A la base, la proposition de l’Union Européenne de supprimer les coûts liés au roaming avait pour but de nous faciliter la vie, finalement il se pourrait bien que ce soit l’inverse qui se produise. Pour vous replonger dans le contexte, revenons quelques mois en arrière et ressortons les temps forts de ce dossier.

Déjà, si la définition du roaming vous paraît un peu floue, dites-vous que lorsque vous voyagez au-delà des frontières avec votre appareil mobile, vous faites usage du roaming. Dans le cadre de l’itinérance, votre opérateur de téléphonie mobile et l’opérateur étranger travaillent ensemble pour que vous restiez joignable, voire connecté(e). Ce système vous permet de continuer à recevoir des appels, à téléphoner, à envoyer des sms, à surfer sur internet et à télécharger des données.
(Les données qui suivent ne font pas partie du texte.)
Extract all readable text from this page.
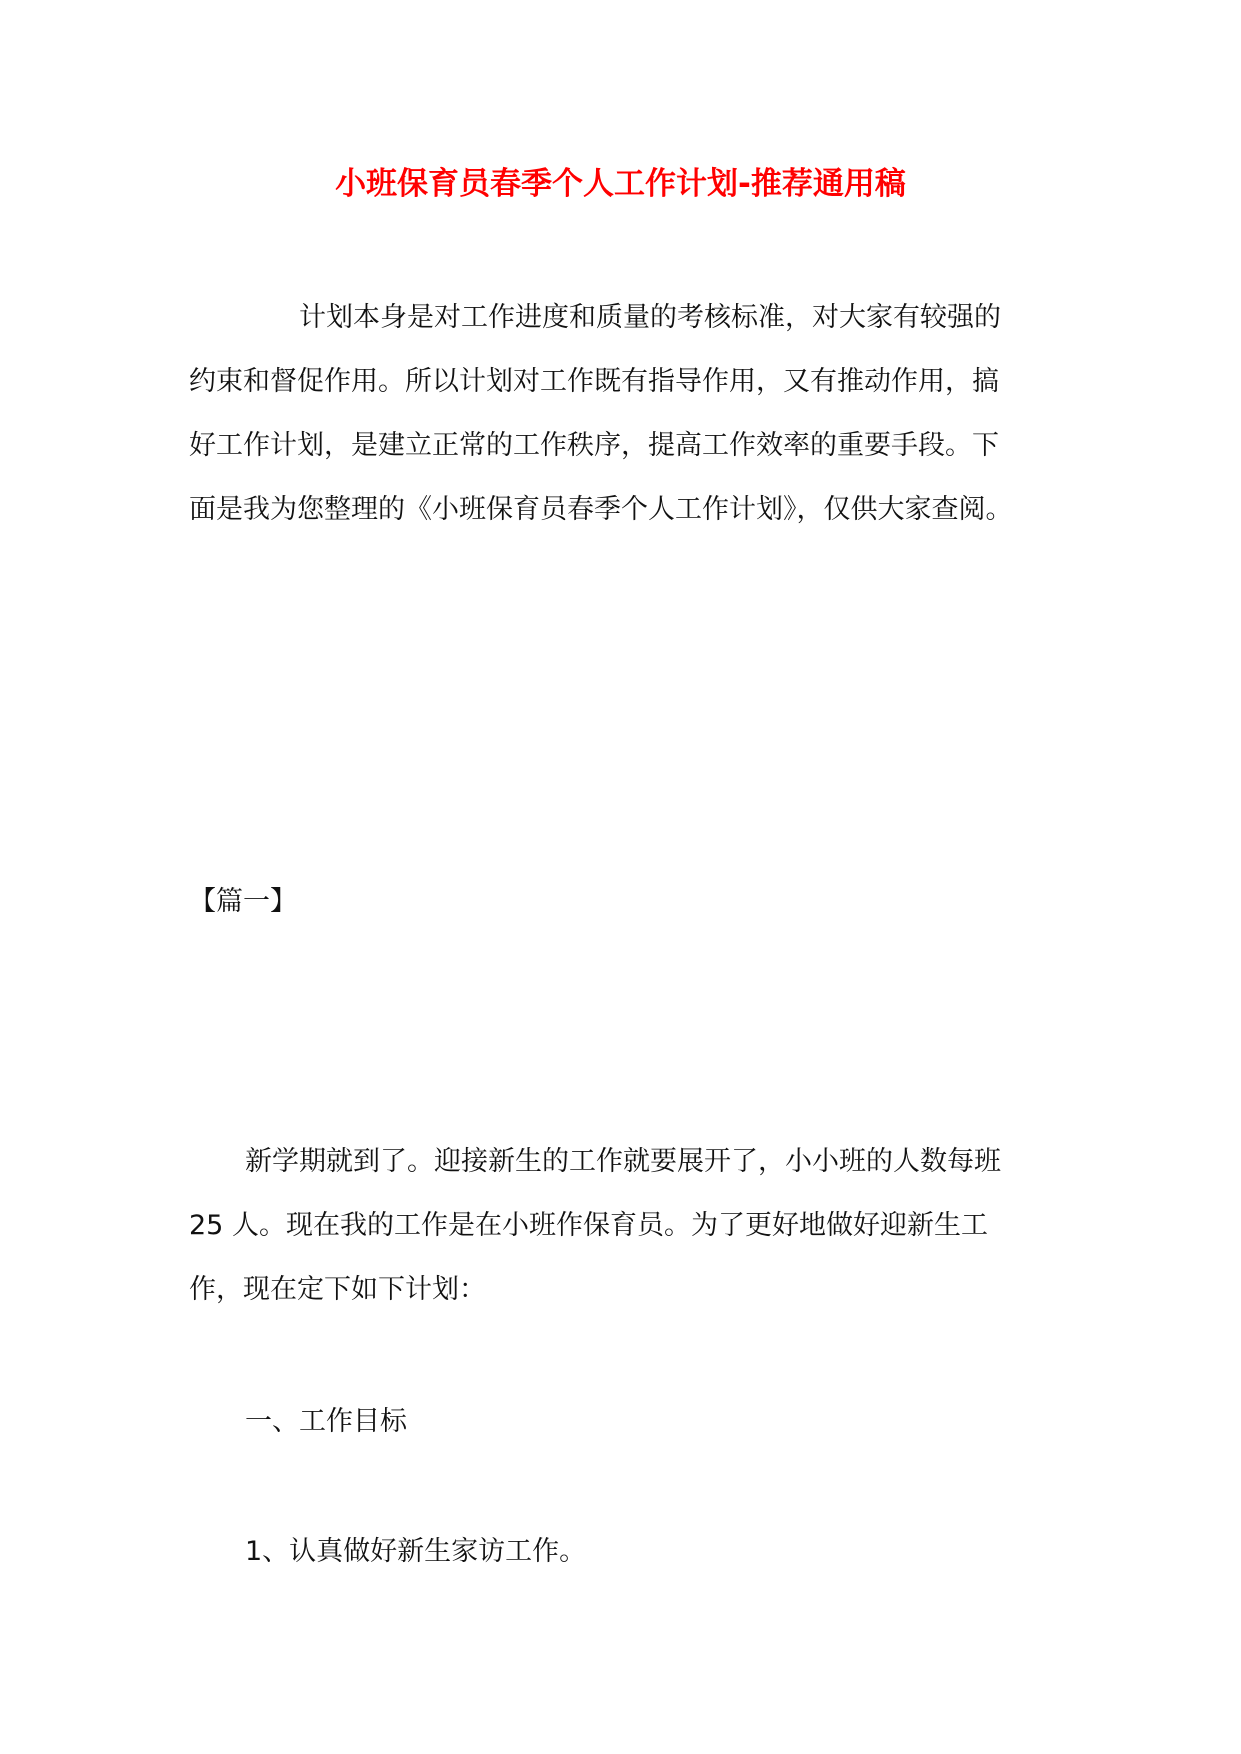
小班保育员春季个人工作计划-推荐通用稿
计划本身是对工作进度和质量的考核标准，对大家有较强的
约束和督促作用。所以计划对工作既有指导作用，又有推动作用，搞
好工作计划，是建立正常的工作秩序，提高工作效率的重要手段。下
面是我为您整理的《小班保育员春季个人工作计划》，仅供大家查阅。

【篇一】

新学期就到了。迎接新生的工作就要展开了，小小班的人数每班
25 人。现在我的工作是在小班作保育员。为了更好地做好迎新生工
作，现在定下如下计划：

一、工作目标

1、认真做好新生家访工作。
Selon la loi définitivement adoptée, un certain mardi 27 octobre 2015 par le Parlement européen, tous les frais supplémentaires pour les appels, l’envoi de SMS ou l’utilisation de l’Internet mobile à l’étranger au sein de l’UE, sur téléphones ou tablettes, ne seront plus facturés à partir du 15 juin 2017.

Il y a quelques jours, l’AFP évoquait dans un article, la possibilité pour le consommateur qui téléphone ou surfe sur son réseau en itinérance à partir de 90 jours d’utilisation par an, de subir des coûts supplémentaires. Une proposition qui devrait encore être débattue et qui a son importance dans le débat, vous comprendrez tout en lisant la suite.

Dites bonjour aux « principes de résidence et aux liens stables »

Ce mercredi, la Commission européenne a donc dévoilé et proposé de nouvelles règles qui doivent être définitivement adoptées d’ici le 15 décembre 2016, révèle Numerama. Ces règles sont décrites par l’Union Européenne comme étant « principe de résidence ou de liens stables ». Elles seront appliquées pour vérifier le droit du consommateur d’utiliser sans frais supplémentaires une carte SIM provenant d’un autre état membre de l’UE. Ce qui signifie au final, qu’il n’y aura plus de limite de 90 jours de roaming sans frais par an. Retour à la case départ !

Pour mieux comprendre le concept, le rapport de la Commission cite quelques exemples de liens stables : les Français résidant en France pourront utiliser librement leur carte SIM française lors d’un voyage dans un pays d’Europe, parce qu’ils sont résidents de l’Europe. Autres concernés, les commerciaux qui traversent régulièrement l’Europe, les expatriés qui sont fréquemment présents dans leur pays d’origine ou encore, les étudiants Erasmus.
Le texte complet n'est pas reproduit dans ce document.